I take $u(x,0) = f(x) = x^2$ for my problem.
Programming is not my forte so I need help with the implementation of my code. Here is my code (I'm sorry it is a bit messy, but not too bad I hope):
## This program is to implement a Finite Difference method approximation
## to solve the Heat Equation, u_t = k * u_xx,
## in 1D w/out sources & on a finite interval 0 < x < L. The PDE
## is subject to B.C: u(0,t) = u(L,t) = 0,
## and the I.C: u(x,0) = f(x).
import numpy as np
import matplotlib.pyplot as plt
# definition of initial condition function
def f(x):
return x^2
# parameters
L = 1
T = 10
N = 10
M = 100
s = 0.25
# uniform mesh
x_init = 0
x_end = L
dx = float(x_end - x_init) / N
#x = np.zeros(N+1)
x = np.arange(x_init, x_end, dx)
x[0] = x_init
# time discretization
t_init = 0
t_end = T
dt = float(t_end - t_init) / M
#t = np.zeros(M+1)
t = np.arange(t_init, t_end, dt)
t[0] = t_init
# Boundary Conditions
for m in xrange(0, M):
t[m] = m * dt
# Initial Conditions
for j in xrange(0, N):
x[j] = j * dx
# definition of solution to u_t = k * u_xx
u = np.zeros((N+1, M+1)) # NxM array to store values of the solution
# finite difference scheme
for j in xrange(0, N-1):
u[j][0] = x**2 #initial condition
for m in xrange(0, M):
for j in xrange(1, N-1):
if j == 1:
u[j-1][m] = 0 # Boundary condition
else:
u[j][m+1] = u[j][m] + s * ( u[j+1][m] - #FDM scheme
2 * u[j][m] + u[j-1][m] )
else:
if j == N-1:
u[j+1][m] = 0 # Boundary Condition
print u, t, x
#plt.plot(t, u)
#plt.show()
So the first issue I am having is I am trying to create an array/matrix to store values for the solution. I wanted it to be an NxM matrix, but in my code I made the matrix (N+1)x(M+1) because I kept getting an error that the index was going out of bounds. Anyways how can I make such a matrix using numpy.array so as not to needlessly take up memory by creating a (N+1)x(M+1) matrix filled with zeros?

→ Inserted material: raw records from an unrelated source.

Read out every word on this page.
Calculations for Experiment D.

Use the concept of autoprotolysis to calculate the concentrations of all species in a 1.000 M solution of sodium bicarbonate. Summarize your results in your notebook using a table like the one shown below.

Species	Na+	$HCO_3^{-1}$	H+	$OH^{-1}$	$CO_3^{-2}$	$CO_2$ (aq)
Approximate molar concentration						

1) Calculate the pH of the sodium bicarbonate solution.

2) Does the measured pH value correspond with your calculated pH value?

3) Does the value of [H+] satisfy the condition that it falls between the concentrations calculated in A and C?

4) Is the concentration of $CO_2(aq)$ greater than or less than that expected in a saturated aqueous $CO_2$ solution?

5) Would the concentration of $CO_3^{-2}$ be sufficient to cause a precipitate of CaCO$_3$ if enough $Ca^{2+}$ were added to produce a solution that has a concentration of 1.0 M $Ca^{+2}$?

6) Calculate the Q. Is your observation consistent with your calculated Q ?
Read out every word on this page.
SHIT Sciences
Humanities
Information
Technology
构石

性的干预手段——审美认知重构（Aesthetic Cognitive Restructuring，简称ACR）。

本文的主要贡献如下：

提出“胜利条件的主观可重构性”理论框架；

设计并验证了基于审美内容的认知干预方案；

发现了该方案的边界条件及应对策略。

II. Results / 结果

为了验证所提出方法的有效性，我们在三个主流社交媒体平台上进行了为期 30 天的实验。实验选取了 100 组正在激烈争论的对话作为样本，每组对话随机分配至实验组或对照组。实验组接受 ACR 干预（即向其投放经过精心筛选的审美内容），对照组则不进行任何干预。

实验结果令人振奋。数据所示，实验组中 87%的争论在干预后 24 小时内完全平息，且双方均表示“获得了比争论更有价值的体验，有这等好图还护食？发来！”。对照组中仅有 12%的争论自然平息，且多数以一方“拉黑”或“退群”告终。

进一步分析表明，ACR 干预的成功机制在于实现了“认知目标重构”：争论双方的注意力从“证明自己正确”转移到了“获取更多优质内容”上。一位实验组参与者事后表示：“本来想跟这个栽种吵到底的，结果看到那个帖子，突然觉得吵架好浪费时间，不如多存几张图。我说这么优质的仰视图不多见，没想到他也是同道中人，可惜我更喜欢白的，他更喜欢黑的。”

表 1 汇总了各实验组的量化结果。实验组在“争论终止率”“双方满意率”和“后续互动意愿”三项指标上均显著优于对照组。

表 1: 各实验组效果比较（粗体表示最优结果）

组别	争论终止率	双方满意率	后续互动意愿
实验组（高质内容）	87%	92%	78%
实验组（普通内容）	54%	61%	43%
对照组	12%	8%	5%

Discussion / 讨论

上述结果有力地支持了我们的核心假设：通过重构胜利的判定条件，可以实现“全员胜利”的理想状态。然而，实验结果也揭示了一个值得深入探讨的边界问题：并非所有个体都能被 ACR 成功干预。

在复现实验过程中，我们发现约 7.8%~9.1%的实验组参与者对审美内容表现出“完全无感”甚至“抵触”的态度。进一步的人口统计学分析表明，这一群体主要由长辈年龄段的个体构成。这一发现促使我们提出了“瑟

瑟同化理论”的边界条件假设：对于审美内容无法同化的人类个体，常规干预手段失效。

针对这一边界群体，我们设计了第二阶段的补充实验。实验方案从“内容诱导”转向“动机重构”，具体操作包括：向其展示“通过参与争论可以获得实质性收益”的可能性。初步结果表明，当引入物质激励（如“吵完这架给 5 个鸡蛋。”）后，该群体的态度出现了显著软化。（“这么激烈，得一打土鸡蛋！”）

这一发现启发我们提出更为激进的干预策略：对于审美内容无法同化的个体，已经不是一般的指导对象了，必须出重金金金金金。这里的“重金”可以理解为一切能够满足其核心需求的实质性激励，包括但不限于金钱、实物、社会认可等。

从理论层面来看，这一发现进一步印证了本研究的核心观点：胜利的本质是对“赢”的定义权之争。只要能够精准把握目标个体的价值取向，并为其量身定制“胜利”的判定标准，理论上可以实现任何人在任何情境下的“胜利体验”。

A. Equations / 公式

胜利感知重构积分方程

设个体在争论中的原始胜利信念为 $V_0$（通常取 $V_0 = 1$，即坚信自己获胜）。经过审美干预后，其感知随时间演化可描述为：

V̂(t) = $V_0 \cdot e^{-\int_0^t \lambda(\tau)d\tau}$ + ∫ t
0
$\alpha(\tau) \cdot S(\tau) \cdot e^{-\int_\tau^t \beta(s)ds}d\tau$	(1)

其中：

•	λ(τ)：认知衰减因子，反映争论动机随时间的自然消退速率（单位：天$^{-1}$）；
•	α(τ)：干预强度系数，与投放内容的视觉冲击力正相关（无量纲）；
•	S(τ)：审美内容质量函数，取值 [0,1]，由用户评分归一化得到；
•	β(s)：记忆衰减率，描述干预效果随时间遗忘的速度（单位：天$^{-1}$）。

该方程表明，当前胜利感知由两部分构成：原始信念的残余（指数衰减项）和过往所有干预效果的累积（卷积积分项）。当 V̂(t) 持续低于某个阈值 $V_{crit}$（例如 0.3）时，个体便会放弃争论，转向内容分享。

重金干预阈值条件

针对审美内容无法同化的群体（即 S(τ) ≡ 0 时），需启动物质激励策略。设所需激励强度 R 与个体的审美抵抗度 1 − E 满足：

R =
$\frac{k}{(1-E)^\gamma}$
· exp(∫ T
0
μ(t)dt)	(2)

Second, how can I "access" such an array? The real solution u(x,t) is approximated by u(x[j], t[m]) were j is the jth spatial value, and m is the mth time value. The finite difference scheme is given by:
u(x[j],t[m+1]) = u(x[j],t[m]) + s * ( u(x[j+1],t[m]) - 2 * u(x[j],t[m]) + u(x[j-1],t[m]) )
(See here for the formulation)
I want to be able to implement the Initial Condition u(x[j],t[0]) = x**2 for all values of j = 0,...,N-1. I also need to implement Boundary Conditions u(x[0],t[m]) = 0 = u(x[N],t[m]) for all values of t = 0,...,M. Is the nested loop I created the best way to do this? Originally I tried implementing the I.C. and B.C. under two different for loops which I used to calculate values of the matrices x and t (in my code I still have comments placed where I tried to do this)
I think I am just not using the right notation but I cannot find anywhere in the documentation for NumPy how to "call" such an array so at to iterate through each value in the proposed scheme. Can anyone shed some light on what I am doing wrong?
Any help is very greatly appreciated. This is not homework but rather to understand how to program FDM for Heat Equation because later I will use similar methods to solve the Black-Scholes PDE.
EDIT: So when I run my code on line 60 (the last "else" that I use) I get an error that says invalid syntax, and on line 51 (u[j][0] = x**2 #initial condition) I get an error that reads "setting an array element with a sequence." What does that mean?